Can I just go ahead and give myself a huge pat on the back for staying single for 3/4 of a year? For those of you who are new to the Pink Growl, you may not realize how big of an accomplishment this is. Before last November, I was engaged and in a relationship for 8 years. Before that, I was single for not even a year and before that in a very off/on, hot/heavy relationship for 2-3 years, before that I was 5 years old. I don’t regret any of that for one second, but I definitely needed some grown up single time to learn the ways of the world. Being single was extremely foreign to me. I always identified myself as a “relationship person”. I’ve hated it, I’ve loved it, I’ve worked it to my advantage and I’ve grown to just be happy with where I am. It was so important to me to navigate through this heartbreak on my own. I didn’t want to rush right into another relationship, carrying my baggage along with me for the ride.
Remember when I gave you this update on my dating stats back in March? It's hilarious to look back and read considering things have changed a thousand times over since then. Today, I’m going to do you one better – teach you some lessons I’ve learned.
1. Being single can make you feel like a player -
I remember a specific week that I had 4 dates. Not gonna lie, at first I felt like a baller. But then after I felt a little slutty. It was a little confusing! I never thought myself to be a good casual dater, but casual dating is part of the game. There's decent ones who turn out to be awful kissers, fun dates who surprise you when they don't call back, perfect guys that you just don't have chemistry with no matter how hard you try to force it - I've run into it all. I learned there's no such thing as a bad date...just a chance to get drunk on someone else's dime. Kidding...sort of. Just go with it. It's all a learning opportunity.
2. Sure, there are lonely nights – that’s why God made wine and dogs-
After being stuck up someone's ass constantly for 8 years, I found that living alone was quite lonely at times. I wasn't used to it AT ALL. Two of my best friends lived in different states. Enter Tilly lovin' and wine! I'd call up my BFF (who was in Iowa at the time) and we would drink and talk for hours. It was such a comfort! THIS is why you don't ditch your girls when you get a new man, ladies! Girl code!
3. Know exactly what you want, and be open with boys-
Let's face it, boys have zero problem using you and losing you if you allow it. They go into it knowing what they want from you. I learned that being extremely up front with them is the best policy too. I'm pretty sure my tagline became "I don't do feelings or dates, I just want to have a good time". I didn't want any sort of emotional connection, nothing resembling a date at all. If a guy wanted to hang out with me, I was definitely calling the shots. Eliminated confusion!

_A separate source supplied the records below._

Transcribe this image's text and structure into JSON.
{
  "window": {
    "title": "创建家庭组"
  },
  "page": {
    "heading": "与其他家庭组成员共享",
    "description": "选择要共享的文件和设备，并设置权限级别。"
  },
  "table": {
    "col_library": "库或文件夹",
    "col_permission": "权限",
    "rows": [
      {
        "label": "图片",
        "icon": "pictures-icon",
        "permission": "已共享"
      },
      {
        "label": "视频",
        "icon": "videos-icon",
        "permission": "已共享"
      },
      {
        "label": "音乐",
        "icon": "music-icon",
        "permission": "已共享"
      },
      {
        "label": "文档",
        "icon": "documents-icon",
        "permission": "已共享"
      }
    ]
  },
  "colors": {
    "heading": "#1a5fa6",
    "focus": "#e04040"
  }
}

4. Have at least one boy in your life who is a constant. I had two-
That sounds bad...but it's true! Remember my Boy Toy you heard about who took me to see Luke Bryan? He was a lifesaver! He popped up 3 weeks after my breakup. He and I were friends before and he went through a similar situation. We were exactly on the same page with what we wanted; I think that boy hated feelings more than I did. He became one of my fav drinking buddies! We have tons of mutual friends and we still talk, but neither of us wanted anything to come out of it. We just needed someone to get through a tough time with. It was very non emotional, no feelings, we just had a blast together. THEN there was an ex-boyfriend from waaaaay back who I had always remained friends with. He calls me "the one that got away" when he's drunk. Throughout history we have never been able to get on the same page with our feelings, but he has been an emotional outlet for me. I will never forget the day after my supposed wedding day, I had a massive breakdown on the floor sobbing my eyes out in a Wal-Mart. Like couldn't breathe ugly crying. He came to my rescue and let me cry in his truck for hours, and just promised me better days. When I get sad to this day, he's there. And I'm there for him. When my high school boyfriends hurt my feelings, he was there. When his wife left him, I was there. We will always be friends.
5. Marriage does not equal happiness-
I could spend 500 posts detailing all the lessons I've learned about married people - from the outside looking in, of course. But I'll just sum it up by saying marriage does not equal happiness. All my life I thought getting married would be this amazing be all, end all. But that's not always the case. Plenty of people don't get married for the right reasons. I was always a bit of a marriage skeptic anyhow, but after surviving a broken engagement and seeing plenty of friends live through divorces, I think I'll be more careful with this heart of mine. Now that doesn't mean I don't believe in it, because I do. Wholeheartedly. But I'm okay with taking my time and doing it right.
6. Enjoy your freedom-
People kept telling me this - especially older, wiser, married people. And I just couldn't grasp it. It took me months to be able to enjoy the perks of being single. It's hard not to feel like the grass is greener, no matter which side of the fence you're on. Truth is, I won't be single forever. Probably not much longer. But while I do have this time to myself I might as well live it up. Go out on weeknights with my girlfriends. Thirsty Thursdays with my guy friends. Random roadtrips. Sleep completely sideways in my bed...I really love doing that. Make my alone time count. Life is full of curveballs - don't be afraid to ride them out and see where the journey leads you.